JFK, d’Oliver Stone (1991)
La mort de Kennedy est spectaculaire et les rebondissements de l’affaire sont rocambolesques. Le président américain en visite à Dallas le 22 novembre 1963 est touché par deux coups de feu alors qu’il paradait dans une limousine décapotable. Transporté à l’hôpital, il décède dans la demi-heure. Les enquêtes officielles aboutissent à l’arrestation de Lee Harvey Oswald. Ce dernier sera abattu lors de son transfert 48 heures plus tard par Jack Ruby, le propriétaire d’une boîte de nuit. Jim Garrison, procureur de la Nouvelle-Orléans, monte sa propre enquête et fait arrêter Clay Shaw et l’accuse d’être un membre de la CIA. Ce dernier sera acquitté en 1967. Les théories du complot se basent sur le postulat que la CIA a orchestré toute l’histoire. L’événement a bien évidemment profondément marqué la psyché yankee. Avec le meurtre de Lincoln, il contribue à faire des menaces sur le Président un poncif de l’imaginaire collectif. De nombreux films traitent de complot contre des présidents réels ou fictionnels : The Parallax View, Winter Kills ou First Target pour ne citer que les années 70.
Au dixième anniversaire de l’affaire, Complot à Dallas (Executive Action en V.O) est le premier long-métrage à mettre en scène la fin tragique de JFK et à remettre en cause la version officielle. Dans l’œuvre de David Miller, c’est un groupe d’hommes d’affaires et de politiciens texans d’extrême droite qui commandite l’assassinat. Leur but ? Réduire la population mondiale en exterminant tous les gens de couleur. Charmant… Mais c’est le JFK d’Oliver Stone qui est la forme la plus aboutie de la mise en image d’une théorie du complot. Le sulfureux cinéaste a construit son scénario à partir du livre de Garrison et des investigations du journaliste indépendant Jim Marrs. Le réalisateur brouille les cartes en mélangeant images d’archives et images de fiction tournées dans le même format 4:3 afin qu’elles se fondent avec les vidéos d’époque.
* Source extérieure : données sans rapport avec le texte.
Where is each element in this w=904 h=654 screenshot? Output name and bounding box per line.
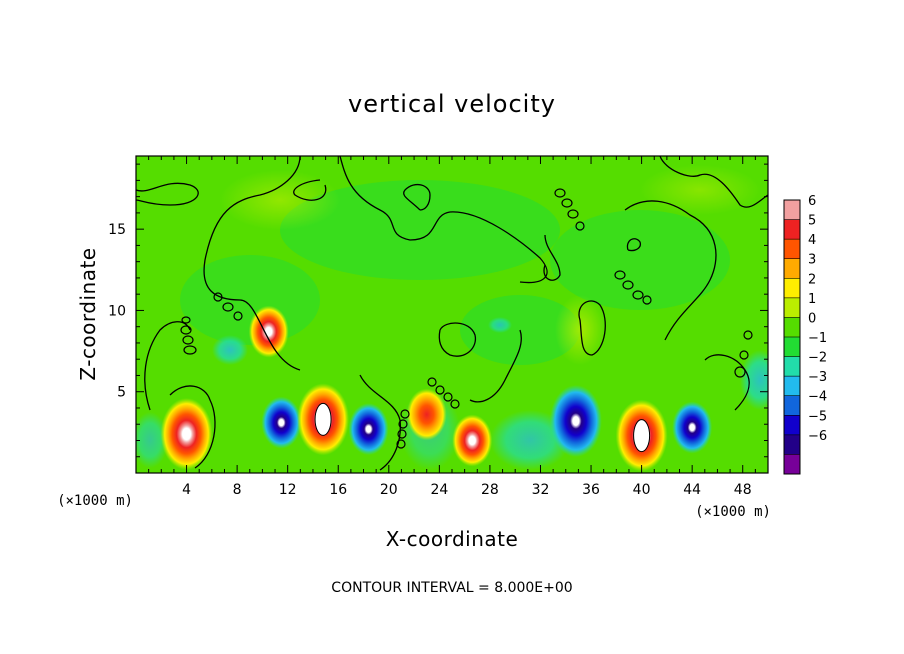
colorbar-swatch-8 (784, 356, 800, 377)
plot-area (136, 156, 768, 473)
colorbar-label-5: 1 (808, 292, 816, 307)
colorbar-label-10: −4 (808, 390, 827, 405)
velocity-cell-9 (672, 401, 713, 454)
colorbar-swatch-10 (784, 395, 800, 416)
y-tick-label-2: 15 (108, 222, 126, 238)
colorbar-label-0: 6 (808, 194, 816, 209)
colorbar-label-3: 3 (808, 253, 816, 268)
colorbar-swatch-13 (784, 454, 800, 474)
colorbar-label-12: −6 (808, 429, 827, 444)
colorbar-swatch-1 (784, 219, 800, 240)
colorbar-swatch-7 (784, 337, 800, 357)
y-axis-title: Z-coordinate (76, 247, 100, 380)
colorbar-label-7: −1 (808, 331, 827, 346)
x-tick-label-8: 36 (582, 482, 600, 498)
velocity-cell-0 (160, 397, 213, 470)
x-tick-label-0: 4 (182, 482, 191, 498)
y-tick-label-1: 10 (108, 303, 126, 319)
x-tick-label-10: 44 (683, 482, 701, 498)
y-tick-label-0: 5 (117, 385, 126, 401)
colorbar-swatch-2 (784, 239, 800, 259)
colorbar-swatch-3 (784, 258, 800, 279)
colorbar-label-9: −3 (808, 370, 827, 385)
colorbar-swatch-6 (784, 317, 800, 337)
x-tick-label-2: 12 (279, 482, 297, 498)
colorbar-swatch-9 (784, 376, 800, 396)
colorbar-swatch-5 (784, 297, 800, 318)
velocity-cell-core-8 (633, 419, 651, 453)
x-unit-label-right: (×1000 m) (695, 504, 771, 520)
x-tick-label-5: 24 (430, 482, 448, 498)
velocity-cell-6 (452, 414, 493, 467)
x-tick-label-9: 40 (633, 482, 651, 498)
colorbar-label-1: 5 (808, 214, 816, 229)
contour-lines (136, 156, 768, 471)
x-axis-title: X-coordinate (386, 527, 519, 551)
chart-title: vertical velocity (348, 90, 556, 118)
colorbar-swatch-0 (784, 200, 800, 220)
velocity-cell-7 (549, 384, 602, 457)
colorbar-swatch-4 (784, 278, 800, 298)
velocity-cell-2 (261, 396, 302, 449)
colorbar-label-4: 2 (808, 272, 816, 287)
contour-rings (180, 188, 753, 449)
colorbar-swatch-11 (784, 415, 800, 435)
contour-interval-note: CONTOUR INTERVAL = 8.000E+00 (331, 580, 572, 596)
colorbar-label-8: −2 (808, 351, 827, 366)
colorbar-label-2: 4 (808, 233, 816, 248)
x-tick-label-6: 28 (481, 482, 499, 498)
colorbar-label-11: −5 (808, 409, 827, 424)
velocity-cell-core-3 (314, 402, 332, 436)
x-tick-label-3: 16 (329, 482, 347, 498)
colorbar-swatch-12 (784, 434, 800, 455)
x-unit-label-left: (×1000 m) (57, 493, 133, 509)
x-tick-label-1: 8 (233, 482, 242, 498)
velocity-cell-4 (348, 403, 389, 456)
x-tick-label-11: 48 (734, 482, 752, 498)
colorbar: 6 5 4 3 2 1 0 −1 −2 −3 −4 −5 −6 (783, 194, 827, 475)
x-tick-label-7: 32 (532, 482, 550, 498)
velocity-cell-5 (406, 388, 447, 441)
x-tick-label-4: 20 (380, 482, 398, 498)
colorbar-label-6: 0 (808, 311, 816, 326)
Le film est avant tout une vision personnelle de Stone qui instille l’idée que la raison derrière la conspiration est le business de la guerre. Le réalisateur a injecté son expérience personnelle. Il intègre au récit son entretien avec le Colonel Prouty en préparation du film, incarné par le personnage de l’informateur à Washington qui achève d’exposer la théorie du complot à Kevin Costner (Garrison). Un subtil mélange de faits, de suppositions et de dramaturgie. Captivant. Grand.